What I enjoy about watching high school movies is how it fuzzes the line of my own high school experience. Surely I have a memory of a school outcast uniting the student body with their talent show performance? Wasn’t it me in a dance circle in a barn with Kevin Bacon in a maroon tuxedo? These moments feel like they could have happened not because they’re realistic but because they’re better than reality, and presented from the perspective of the students who are also delighted with what they’ve done for themselves.

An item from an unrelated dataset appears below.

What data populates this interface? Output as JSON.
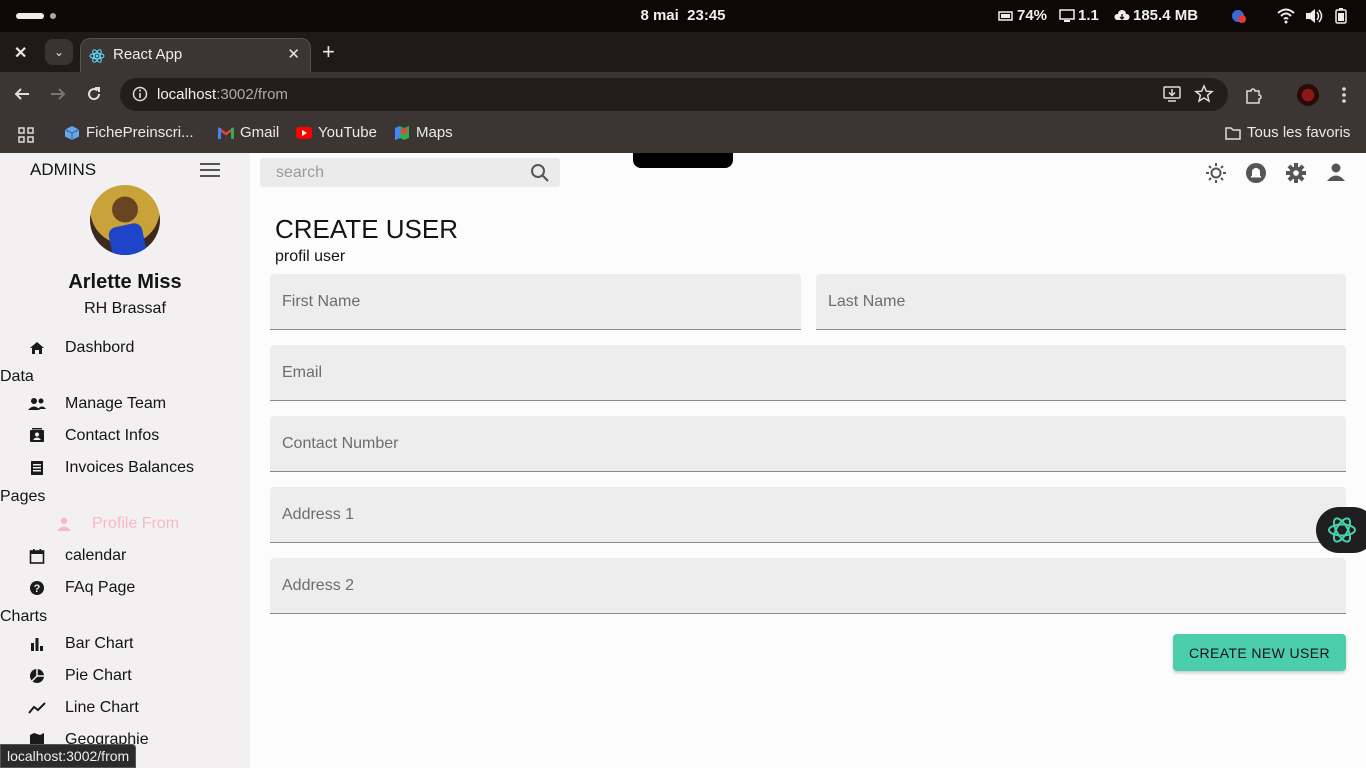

It seems impossible that Jon Heder won’t go on Late Night and do the dance again for a significant anniversary of the movie. I think you can draw a straight line from the dance in Napoleon Dynamite to the Evolution of Dance viral video to the dancing segments on The Tonight Show with Jimmy Fallon (but let’s not hold that against Napoleon). This dance scene is memorable because it reminds us of all the ways we have and haven’t been brave. It feels like a miracle that we could’ve been a part of, when we questioned whether our community could handle something strange and then they did.
It’s a moment that feels like it could have happened, because in 2004, it did. Everyone saw Napoleon Dynamite, and this tiny movie made by a mid-twenties couple who went to BYU about one of their bumfuck hometowns made a hundred times its budget. There is a Vote for Pedro t-shirt at your local thrift store to prove it.